С детства я видела, что такое настоящий учитель, как относится учитель к людям вокруг, как они к нему относятся, — это особенные отношения. «Я тоже так могу», «Я тоже это могу знать», — думают ученики, и это тот самый момент волшебства, который меня всегда поражает и вдохновляет. В общем-то, еще тогда у меня не возникало вопросов, кем я стану, когда вырасту, — я хотела, могла и неизбежно должна была стать учителем. Преподавать начала давно: уроки английского, латынь в Первом меде. Правда, был перерыв — я решила попробовать себя в маркетинге, занималась журналистикой. Но я все время возвращалась к преподаванию, даже не ища этого специально.
А в чем все-таки состоит волшебство, о котором вы говорите?
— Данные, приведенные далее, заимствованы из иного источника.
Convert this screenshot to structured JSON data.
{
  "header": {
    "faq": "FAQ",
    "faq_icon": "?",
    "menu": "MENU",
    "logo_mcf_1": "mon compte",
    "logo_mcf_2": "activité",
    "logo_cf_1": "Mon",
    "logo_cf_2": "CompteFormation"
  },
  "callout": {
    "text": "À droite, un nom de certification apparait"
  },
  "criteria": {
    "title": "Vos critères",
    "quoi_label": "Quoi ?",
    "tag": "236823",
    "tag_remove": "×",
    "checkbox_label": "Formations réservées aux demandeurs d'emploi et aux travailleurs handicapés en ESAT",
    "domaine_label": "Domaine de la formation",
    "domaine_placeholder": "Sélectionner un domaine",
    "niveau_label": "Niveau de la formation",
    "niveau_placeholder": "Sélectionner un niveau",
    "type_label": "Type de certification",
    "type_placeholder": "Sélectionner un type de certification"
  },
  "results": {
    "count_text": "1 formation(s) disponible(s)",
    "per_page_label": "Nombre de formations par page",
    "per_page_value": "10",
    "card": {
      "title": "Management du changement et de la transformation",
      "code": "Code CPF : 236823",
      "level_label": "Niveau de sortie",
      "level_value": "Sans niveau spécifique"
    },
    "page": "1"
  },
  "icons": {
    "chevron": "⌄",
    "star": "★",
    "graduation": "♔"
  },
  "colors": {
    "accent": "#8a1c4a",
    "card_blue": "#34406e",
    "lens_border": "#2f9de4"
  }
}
Я думаю, вне зависимости от ситуации, от предмета, от возраста, от места преподавания, от каких угодно сложностей — это всегда диалог. Причем не только словесный, но культурный, социальный. Самое главное, что есть в моей жизни, в моем восприятии мира, заложено моими учителями, с которыми мне очень повезло в 610-й гимназии. И это относится не только к знанию предмета. Самое важное — чтобы ученик не чувствовал себя оторванным, не чувствовал себя другим по отношению к учителю или к более старшим ученикам, чтобы он не думал: «Ой, я младше — значит, я глупее; ой, я лучше в математике — значит, по русскому я глупее». Волшебство — это возможность вывести абсолютно любого человека на уровень любви к себе и позволения себе выучить, понять, принять, полюбить. Я понимаю, что невозможно, чтобы все ученики любили все предметы, но, мне кажется, учитель — это проводник, который изначально тоже был учеником и захотел распространить этот опыт дальше. Я ни в коем случае не хочу звучать высокопарно, но мне кажется, что учитель — это профессия именно с миссией. А миссия — в том, чтобы позволить человеку чувствовать себя сильным, способным, любимым, принятым.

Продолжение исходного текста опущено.